Another Ukrainian government official said that the attacks had likely come from a Russian Tu-95 strategic bomber, with Ukrainian air defenses intercepting one of the missiles around the western city of Lviv, a hub for refugees and government. It is unclear if the bombings, which occurred much further west of the country and far from the Donbas region where the majority of the war is currently being fought, was directly related to the visit from Blinken and Austin.

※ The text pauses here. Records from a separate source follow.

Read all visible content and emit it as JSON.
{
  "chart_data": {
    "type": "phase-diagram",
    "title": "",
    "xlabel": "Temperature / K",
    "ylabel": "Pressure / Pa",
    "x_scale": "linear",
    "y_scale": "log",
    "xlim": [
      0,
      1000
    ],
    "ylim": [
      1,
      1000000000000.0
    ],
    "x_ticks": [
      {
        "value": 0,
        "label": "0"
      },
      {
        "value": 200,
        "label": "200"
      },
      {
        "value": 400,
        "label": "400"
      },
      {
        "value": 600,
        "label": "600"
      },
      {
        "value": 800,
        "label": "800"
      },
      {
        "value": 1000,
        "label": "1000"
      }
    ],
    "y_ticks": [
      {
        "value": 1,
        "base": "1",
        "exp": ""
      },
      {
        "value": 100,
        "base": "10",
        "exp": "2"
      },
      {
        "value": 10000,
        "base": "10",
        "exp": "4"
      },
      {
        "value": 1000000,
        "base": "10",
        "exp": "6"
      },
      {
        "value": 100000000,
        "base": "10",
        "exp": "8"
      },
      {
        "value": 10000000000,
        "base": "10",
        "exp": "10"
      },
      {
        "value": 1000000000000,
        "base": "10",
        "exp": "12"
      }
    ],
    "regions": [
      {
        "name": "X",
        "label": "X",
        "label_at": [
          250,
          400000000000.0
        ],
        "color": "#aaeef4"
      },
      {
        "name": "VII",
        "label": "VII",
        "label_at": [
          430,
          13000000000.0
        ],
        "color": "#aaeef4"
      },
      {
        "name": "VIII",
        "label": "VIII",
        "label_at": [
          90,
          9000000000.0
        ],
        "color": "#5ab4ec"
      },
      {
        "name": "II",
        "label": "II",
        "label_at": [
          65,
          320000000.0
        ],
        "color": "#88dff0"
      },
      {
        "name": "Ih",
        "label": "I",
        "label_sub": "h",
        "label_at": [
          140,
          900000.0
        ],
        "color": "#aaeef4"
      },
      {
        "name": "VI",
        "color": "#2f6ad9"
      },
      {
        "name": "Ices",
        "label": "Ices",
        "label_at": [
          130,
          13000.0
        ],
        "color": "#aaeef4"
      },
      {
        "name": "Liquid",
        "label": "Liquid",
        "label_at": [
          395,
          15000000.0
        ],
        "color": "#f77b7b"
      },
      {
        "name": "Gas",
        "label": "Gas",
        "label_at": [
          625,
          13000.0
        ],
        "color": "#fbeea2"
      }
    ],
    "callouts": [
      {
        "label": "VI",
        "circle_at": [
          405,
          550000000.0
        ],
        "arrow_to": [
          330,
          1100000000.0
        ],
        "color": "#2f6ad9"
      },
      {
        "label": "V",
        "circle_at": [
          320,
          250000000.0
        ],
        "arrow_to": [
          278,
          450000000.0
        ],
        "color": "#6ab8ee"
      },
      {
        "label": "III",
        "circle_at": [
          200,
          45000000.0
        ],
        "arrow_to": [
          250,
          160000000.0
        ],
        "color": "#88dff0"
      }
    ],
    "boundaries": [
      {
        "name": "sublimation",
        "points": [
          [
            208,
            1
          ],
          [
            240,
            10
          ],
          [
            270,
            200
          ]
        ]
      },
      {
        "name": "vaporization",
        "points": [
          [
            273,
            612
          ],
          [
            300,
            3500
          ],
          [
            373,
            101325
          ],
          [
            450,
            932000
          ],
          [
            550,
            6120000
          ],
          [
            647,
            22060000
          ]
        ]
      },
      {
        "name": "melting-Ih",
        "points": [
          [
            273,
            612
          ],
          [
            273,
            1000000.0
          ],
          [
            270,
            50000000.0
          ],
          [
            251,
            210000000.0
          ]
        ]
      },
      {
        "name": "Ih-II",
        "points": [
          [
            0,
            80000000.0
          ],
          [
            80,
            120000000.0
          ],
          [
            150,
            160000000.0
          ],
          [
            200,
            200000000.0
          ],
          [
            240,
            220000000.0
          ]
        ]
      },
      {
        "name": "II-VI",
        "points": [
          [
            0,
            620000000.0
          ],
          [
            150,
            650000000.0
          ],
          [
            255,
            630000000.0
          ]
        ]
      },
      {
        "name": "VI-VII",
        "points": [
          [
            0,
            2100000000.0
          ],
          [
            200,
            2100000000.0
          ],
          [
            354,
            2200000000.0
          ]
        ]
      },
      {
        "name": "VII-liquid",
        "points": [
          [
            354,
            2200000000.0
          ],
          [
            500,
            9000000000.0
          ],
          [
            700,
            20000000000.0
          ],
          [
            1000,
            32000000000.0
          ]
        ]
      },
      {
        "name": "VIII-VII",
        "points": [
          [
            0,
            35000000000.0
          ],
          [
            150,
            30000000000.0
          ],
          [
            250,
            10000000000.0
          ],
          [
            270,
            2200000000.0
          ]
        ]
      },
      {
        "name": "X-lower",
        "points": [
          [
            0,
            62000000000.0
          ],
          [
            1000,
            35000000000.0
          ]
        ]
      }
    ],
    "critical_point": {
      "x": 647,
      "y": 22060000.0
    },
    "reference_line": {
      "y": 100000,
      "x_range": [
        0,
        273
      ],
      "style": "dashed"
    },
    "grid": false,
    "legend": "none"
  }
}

In recent days the Kremlin has stepped up its warnings to NATO and the U.S. for its escalation in arms transfers to the Ukrainian military. The Russian ambassador to Washington, Anatoly Antonov, has said the transfers were seen by the Kremlin as a provocation aimed at inflaming an already costly war. Meanwhile, Russia is not without its own recent taunts against the west: last week it tested a major new nuclear warhead capability that was celebrated on state television by President Vladimir Putin.

While the Biden administration has continually maintained since the war began that no U.S. or NATO troops will enter the fight, it has stepped up its supply of weapons to Kyiv. Last week it helped provide aircraft parts, howitzer heavy guns, and over a 100 attack drones to Ukrainian forces as part of the billions in weapons transfers it has pledged. 

Blinken and Austin, who used Ukraine’s miraculously still-functioning railway system to arrive in the country, are the latest Western government officials who have traveled in person to meet with the government in Kyiv. British Prime Minister Boris Johnson previously did a similar secretive rail journey to meet with Zelenskyy. Russian forces have increasingly looked at the train infrastructure of Ukraine as a viable target and have killed multiple civilians in Kramatorsk, an embattled city in the east close to combat contactlines, after shelling a train station there where refugees gathered to to escape to Ukraine’s west.